I've been absent from this blog for quite a while! It's been a wonderful and busy semester, and I'm about halfway through a nonstop month of singing, in which I have a gig of some kind every week or weekend, with more evenings taken up by rehearsals than free to work on homework. It's the kind of return to a balanced life of research and singing that I've wanted for a while...but the problem is that leveling out singing and academic work doesn't actually mean that my life is balanced at all; it means that I have less time for my husband and less time for self-care like reading, yoga, and bicycle commuting. It also means that when I catch a cold, like I did three days ago, it's a significant problem (and in this case meant finding a last-minute substitute to sing a wedding).
So what have I been up to? If you want a sample of the aforementioned singing, you could take a listen to this recording of the Duke Vespers Ensemble singing Orlando di Lassso's magnificent Tears of St. Peter, found here (the concert starts around 6:30). I'm the second soprano soloist for a lot of the movements featuring smaller forces (which puts me second from the left). It's a phenomenal set of 21 madrigals tracing Peter's grief after he denied Christ. Our rendition adds accompaniment by recorders and sackbutts.
I've read quite a lot of children's and young adult fiction books since my last batch of book reviews, most of which were duds but a few of which were amazing and will likely make it onto my top ten list for the year - I hope to write up a few thoughts on those soon. In terms of adult fiction, three:
Margery Sharp's Four Gardens - a lovely book that charts a woman's path through her first disappointed love, marriage, motherhood, war, and widowhood via the framing devices of the four gardens she loves during these different periods in her life. I'm not sure I'll ever read it again, but it was a really sweet little book.
Anne Peile's Repeat It Today With Tears - the terrifyingly captivating perspective of a young woman who seduces her father. The novel in no way promotes incest, but the narrative does force you to understand her reasons. I thought the first portion was darkly beautiful, but the last section dropped the ball. Still, I was left haunted, and I continue to think about this book.
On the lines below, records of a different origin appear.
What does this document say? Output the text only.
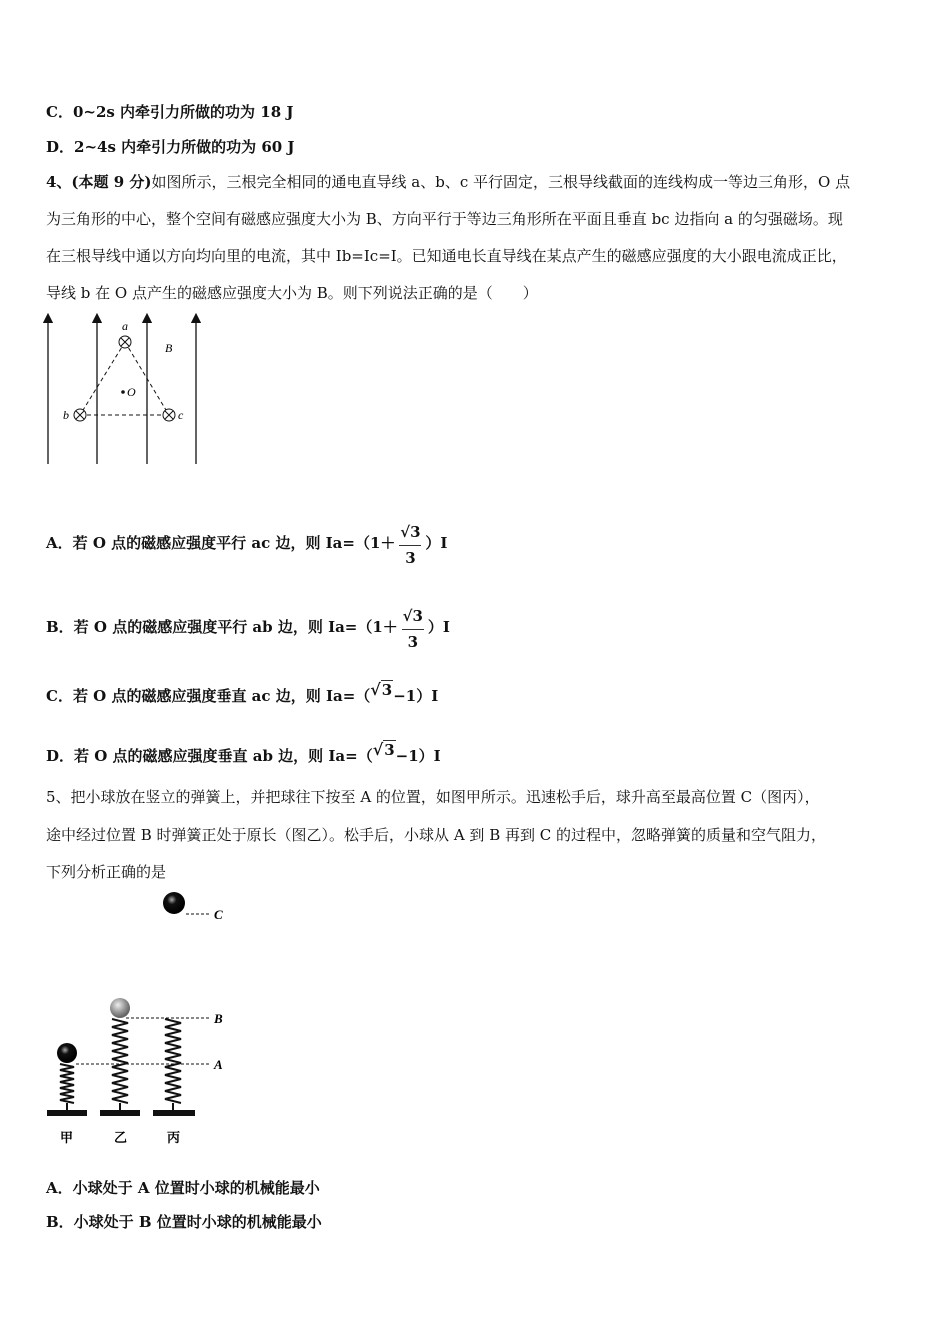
C．0~2s 内牵引力所做的功为 18 J
D．2~4s 内牵引力所做的功为 60 J
4、(本题 9 分)如图所示，三根完全相同的通电直导线 a、b、c 平行固定，三根导线截面的连线构成一等边三角形，O 点
为三角形的中心，整个空间有磁感应强度大小为 B、方向平行于等边三角形所在平面且垂直 bc 边指向 a 的匀强磁场。现
在三根导线中通以方向均向里的电流，其中 Ib=Ic=I。已知通电长直导线在某点产生的磁感应强度的大小跟电流成正比，
导线 b 在 O 点产生的磁感应强度大小为 B。则下列说法正确的是（　　）
a
b	c
O
B
A．若 O 点的磁感应强度平行 ac 边，则 $Ia=(1+ \frac{√3}{3} )I$
B．若 O 点的磁感应强度平行 ab 边，则 $Ia=(1+ \frac{√3}{3} )I$
C．若 O 点的磁感应强度垂直 ac 边，则 Ia=（√3−1）I
D．若 O 点的磁感应强度垂直 ab 边，则 Ia=（√3−1）I
5、把小球放在竖立的弹簧上，并把球往下按至 A 的位置，如图甲所示。迅速松手后，球升高至最高位置 C（图丙），
途中经过位置 B 时弹簧正处于原长（图乙）。松手后，小球从 A 到 B 再到 C 的过程中，忽略弹簧的质量和空气阻力，
下列分析正确的是
C
B
A
甲	乙	丙
A．小球处于 A 位置时小球的机械能最小
B．小球处于 B 位置时小球的机械能最小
Carol Clewlow's A Woman's Guide to Adultery - apparently I was on a little bit of a dark streak, following up incest with adultery! This novel follows a group of women who basically all have affairs with each others' significant others or family members. There's a lot of musing on the reasons for adultery, how its participants try to justify it, and how they end up hurting each other. For a book supposedly about relationships between men and women, there was a tremendous amount of discussion of how women treat each other and themselves. Not a book I'll read again; pretty much everybody was an awful person.
I'm currently in the middle of Winfred Holtby's South Riding which is taking absolutely forever - three weeks in, and I'm only about halfway done - but I'm surprisingly not fretting about the length of time it's taking, because I'm loving every minute of it. It's a superbly plotted novel, executed to perfection, and I really care about most of the characters - it's amazing how she can make you sympathetic to both sides of political arguments and worldviews. And poor Lydia Holly; I don't even like the girl and I'm desperate for her to have the opportunity to return to school!